1. Before the establishment of the company, an agreement can be signed to clarify the capital contribution and shareholding ratio of both parties;

If he contributes, he can get the corresponding shares. If he doesn't contribute, you can pay him according to his contribution.

3. You should also sign a confidentiality agreement with all the people involved or working to prevent the disclosure of business secrets. 1, two people start a business in partnership. In order to avoid unnecessary in the later period, it is suggested that the share distribution method should be determined by the real contribution ratio. If a shareholder shares in a non-monetary way, the best way is to price the non-monetary resources and take the price negotiated by both parties as shares.

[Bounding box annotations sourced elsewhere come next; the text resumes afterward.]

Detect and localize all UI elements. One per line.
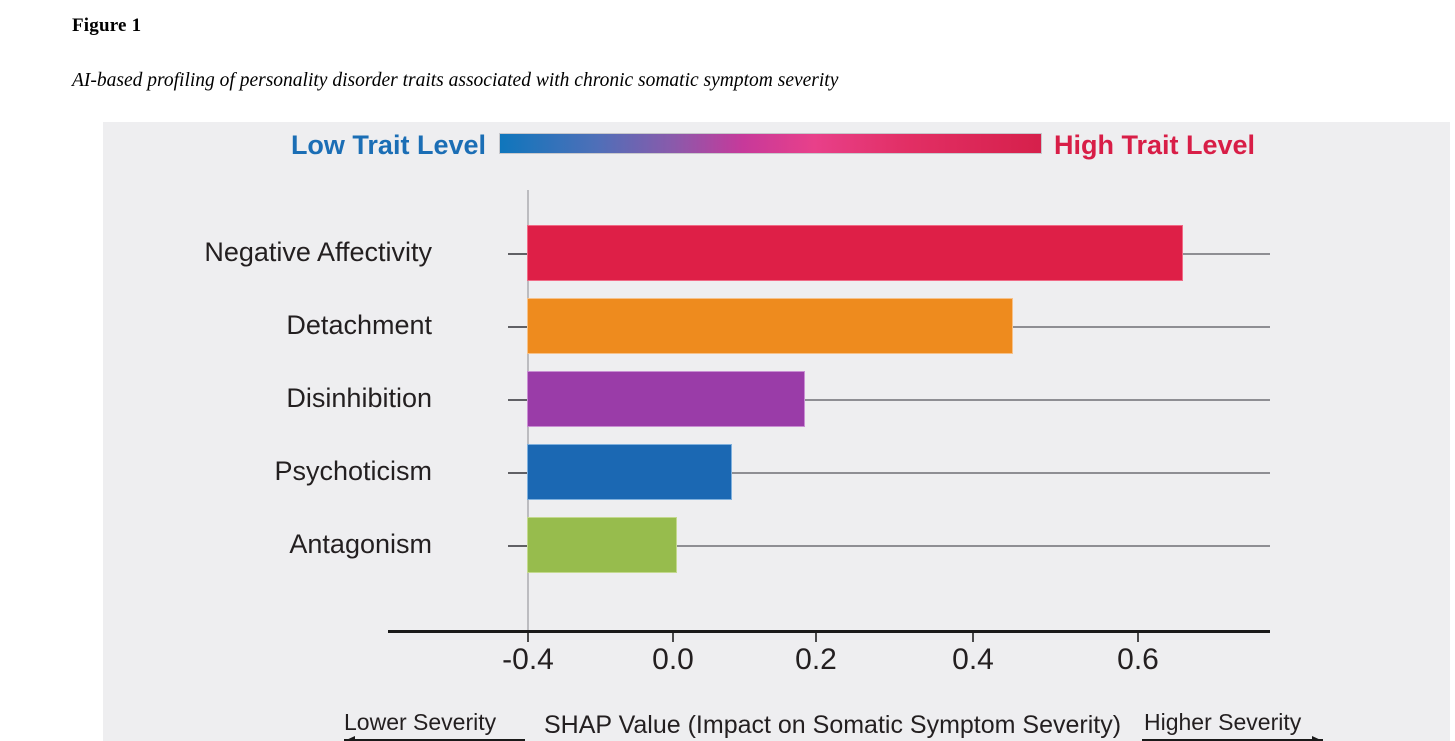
x-axis-title: SHAP Value (Impact on Somatic Symptom Se… [544,711,1121,740]
row-connector-tick [508,545,527,547]
category-label-negative-affectivity: Negative Affectivity [204,237,432,268]
bar-row[interactable]: Negative Affectivity [103,217,1450,290]
figure-caption: AI-based profiling of personality disord… [72,70,838,92]
bar-psychoticism[interactable] [527,444,732,500]
x-axis-tick-label: 0.0 [652,643,694,677]
category-label-disinhibition: Disinhibition [286,383,432,414]
x-axis-tick-label: -0.4 [502,643,554,677]
category-label-detachment: Detachment [286,310,432,341]
axis-title-row: Lower Severity SHAP Value (Impact on Som… [103,705,1450,741]
lower-severity-annotation: Lower Severity [344,705,529,741]
bar-row[interactable]: Detachment [103,290,1450,363]
row-connector-tick [508,326,527,328]
x-axis-tick [815,633,817,642]
bar-disinhibition[interactable] [527,371,805,427]
bar-row[interactable]: Disinhibition [103,363,1450,436]
x-axis-tick [527,633,529,642]
legend-high-trait-label: High Trait Level [1054,130,1255,161]
chart-panel: Low Trait Level High Trait Level [103,122,1450,741]
row-connector-tick [508,253,527,255]
x-axis-tick [972,633,974,642]
x-axis-tick [1137,633,1139,642]
trait-level-gradient-bar [499,133,1042,154]
category-label-psychoticism: Psychoticism [274,456,432,487]
plot-area: Negative Affectivity Detachment Disinhib… [103,180,1450,741]
left-arrow-icon [344,733,525,741]
right-arrow-icon [1142,733,1323,741]
bar-antagonism[interactable] [527,517,677,573]
higher-severity-label: Higher Severity [1144,709,1301,736]
x-axis-tick-label: 0.2 [795,643,837,677]
bar-row[interactable]: Psychoticism [103,436,1450,509]
legend-low-trait-label: Low Trait Level [281,130,486,161]
bar-negative-affectivity[interactable] [527,225,1183,281]
bar-row[interactable]: Antagonism [103,509,1450,582]
category-label-antagonism: Antagonism [289,529,432,560]
x-axis-tick-label: 0.6 [1117,643,1159,677]
figure-number: Figure 1 [72,15,141,37]
bar-detachment[interactable] [527,298,1013,354]
row-connector-tick [508,399,527,401]
lower-severity-label: Lower Severity [344,709,496,736]
x-axis-tick [672,633,674,642]
x-axis-tick-label: 0.4 [952,643,994,677]
trait-level-legend: Low Trait Level High Trait Level [103,122,1450,180]
higher-severity-annotation: Higher Severity [1142,705,1327,741]
row-connector-tick [508,472,527,474]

If the registered capital is 1 10,000 yuan, and one party makes a price of 200,000 yuan in a non-monetary way, and the other party does not add any monetary contribution, then both. 2. In order to balance the unequal contribution of two people's business ability and resources to the business, we can make up for the unequal contribution of two people's ability and resources through salary commission, and then balance the contradictions and conflicts of interest between two people. 3. On the topic of how to realize total control, the company law is traditionally defined on the basis of equity ratio. For example, holding 67% of the shares is considered as absolute holding, which has the advantage of complete discourse power, 5 1% is considered as having relative adjudication power, and 34% is considered as a person who must solicit decisions. Unless otherwise agreed in the articles of association and partnership agreement, holding 67% of the company's shares can basically achieve absolute dictatorship in any decision. Because the standard version of the Articles of Association and the Company Law stipulates that "major decisions must obtain 2/3 votes", 67% is just above 2/3 voting rights.

Fourth, how to sign the partnership agreement of the entrepreneurial team?

You can go to E-deed online contract customization, which has a partnership agreement customized for entrepreneurs. You can generate a copy for free to see if it suits you.